Tutu appeals to S. Africa to revive democratic values, 30 years after Nobel Prize
Archbishop Emeritus Desmond Tutu has marked the 30th anniversary of receiving the Nobel Peace prize by appealing to South Africans to resuscitate the values associated with its early days of democracy.
"My plea to my compatriots, to government and civil society, faith leaders and educators, parents and elders and youth, is to institute programmes and trigger discussions aimed at resuscitating the national spirit of magnanimity and common purpose," he said in a statement on December 12.
The former South African Anglican leader and Archbishop of Cape Town hailed his country's "relatively peaceful transition, from pariah state to a darling of the world," as bordering "on miraculous."
But he also noted some of the current problems facing a South Africa in which "the gap between rich and poor has widened."
"We were the Rainbow People of God. For a period, it felt to many of us that we could achieve anything we set out to, that if we reached for the sky we would literally touch it," said Tutu calling for the "fostering self-esteem and self-worth."
The Nobel Peace Prize laureate is now 83, but the Desmond and Leah Tutu Legacy Foundation said that he has cancelled his travel plans for the rest of the year.
The foundation said that was because Tutu has started a new course of medication to manage the prostate cancer he has been living with for 15 years.
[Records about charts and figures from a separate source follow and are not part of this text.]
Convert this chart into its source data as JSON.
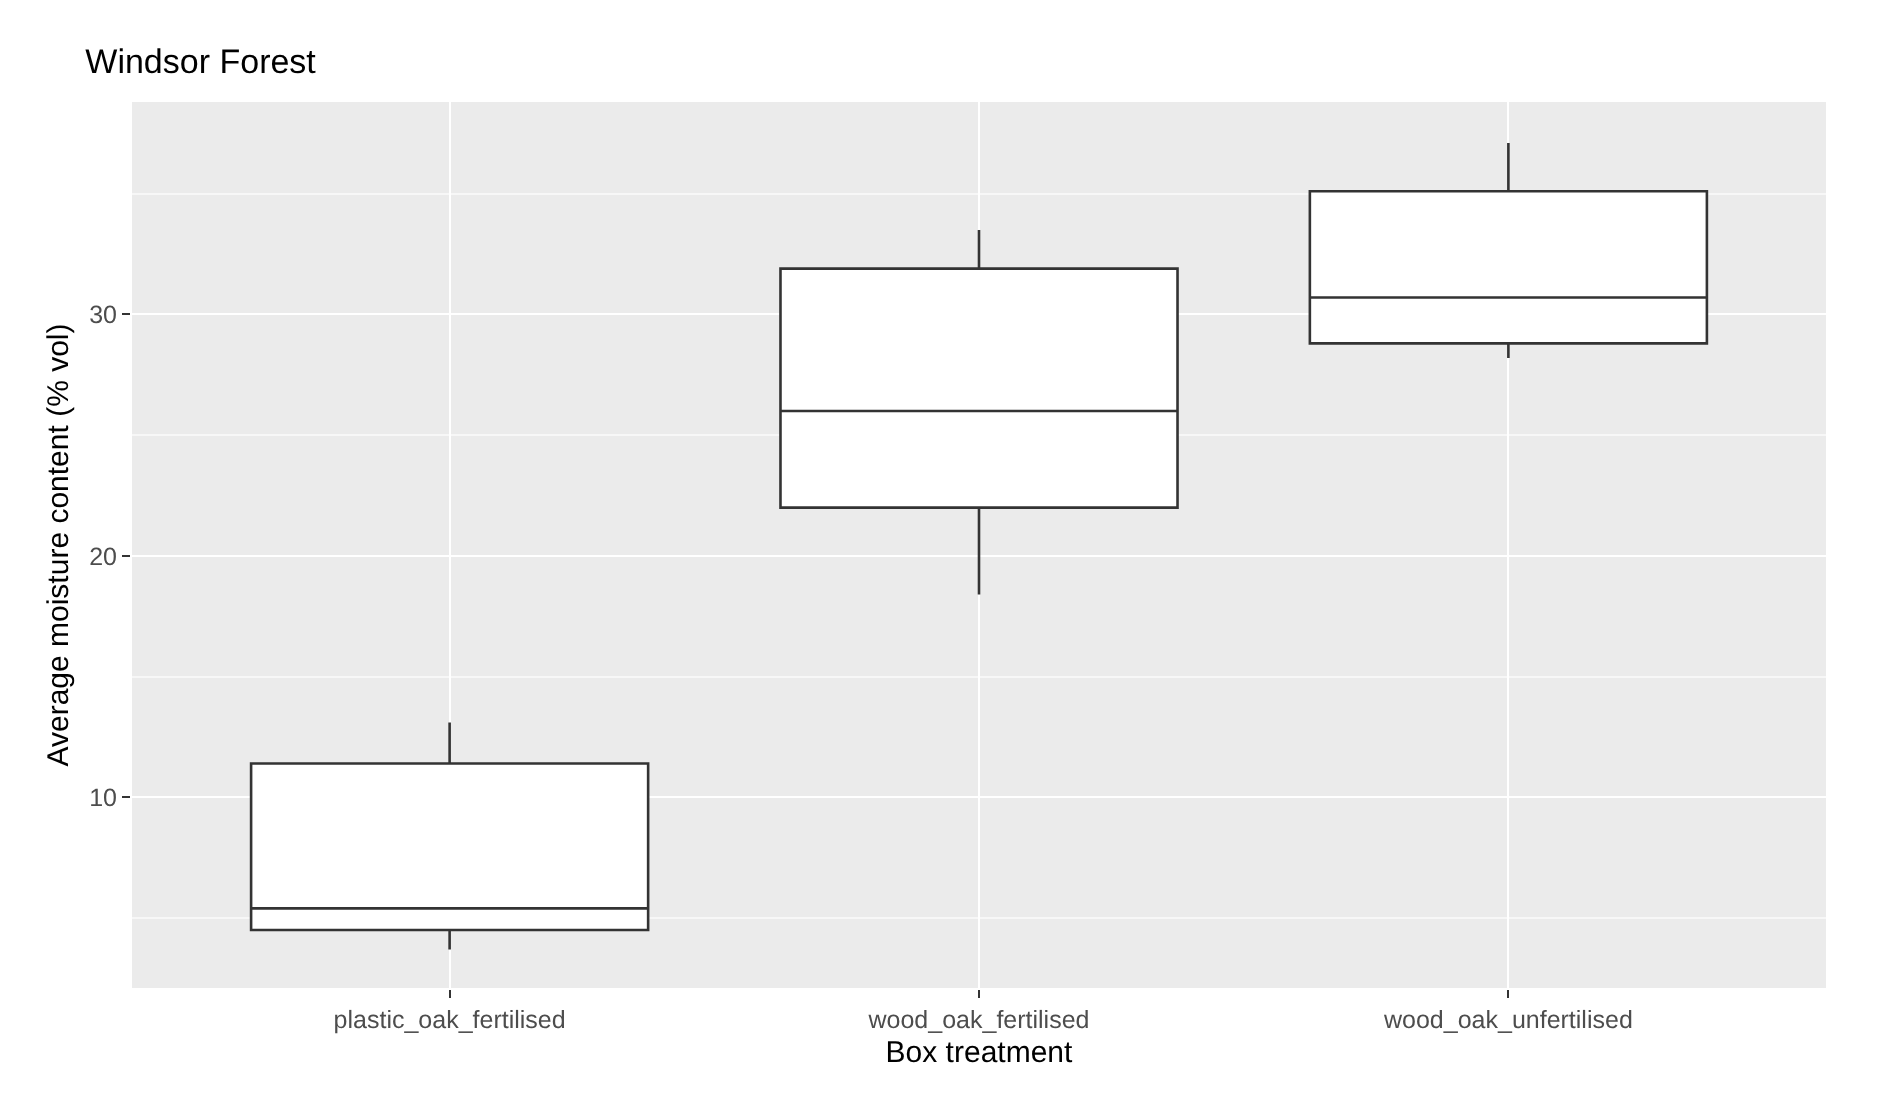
{
  "chart_data": {
    "type": "box",
    "title": "Windsor Forest",
    "xlabel": "Box treatment",
    "ylabel": "Average moisture content (% vol)",
    "categories": [
      "plastic_oak_fertilised",
      "wood_oak_fertilised",
      "wood_oak_unfertilised"
    ],
    "boxes": [
      {
        "low": 3.7,
        "q1": 4.5,
        "median": 5.4,
        "q3": 11.4,
        "high": 13.1
      },
      {
        "low": 18.4,
        "q1": 22.0,
        "median": 26.0,
        "q3": 31.9,
        "high": 33.5
      },
      {
        "low": 28.2,
        "q1": 28.8,
        "median": 30.7,
        "q3": 35.1,
        "high": 37.1
      }
    ],
    "color": "#333333",
    "ylim": [
      2.1,
      38.8
    ],
    "yticks": [
      10,
      20,
      30
    ],
    "grid": true,
    "legend": false
  }
}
In his statement Tutu noted, "While a handful of black businessmen and women have become very wealthy, mechanisms that promised to redistribute the wealth in our country have to a large extent failed.
"Too many of our people don't have jobs. The land reform process has proven sluggish." He also said the education system is struggling to deliver a level of knowledge and skills to lift South Africans out of poverty.
The Nobel laureate said, "All these factors contribute to retarding the healing of the soul of the nation, and conspire to create the environment for the intolerable levels of violence and racism that bedevil our society today."
He paid tribute to his fellow Nobel Peace Prize Laureate Nelson Mandela.
Tutu noted that among the late president's greatest gifts to South Africa was teaching people to "see beyond pigmentation, beyond gender, sexual orientation, social status and religious belief - to acknowledge the worth of all people."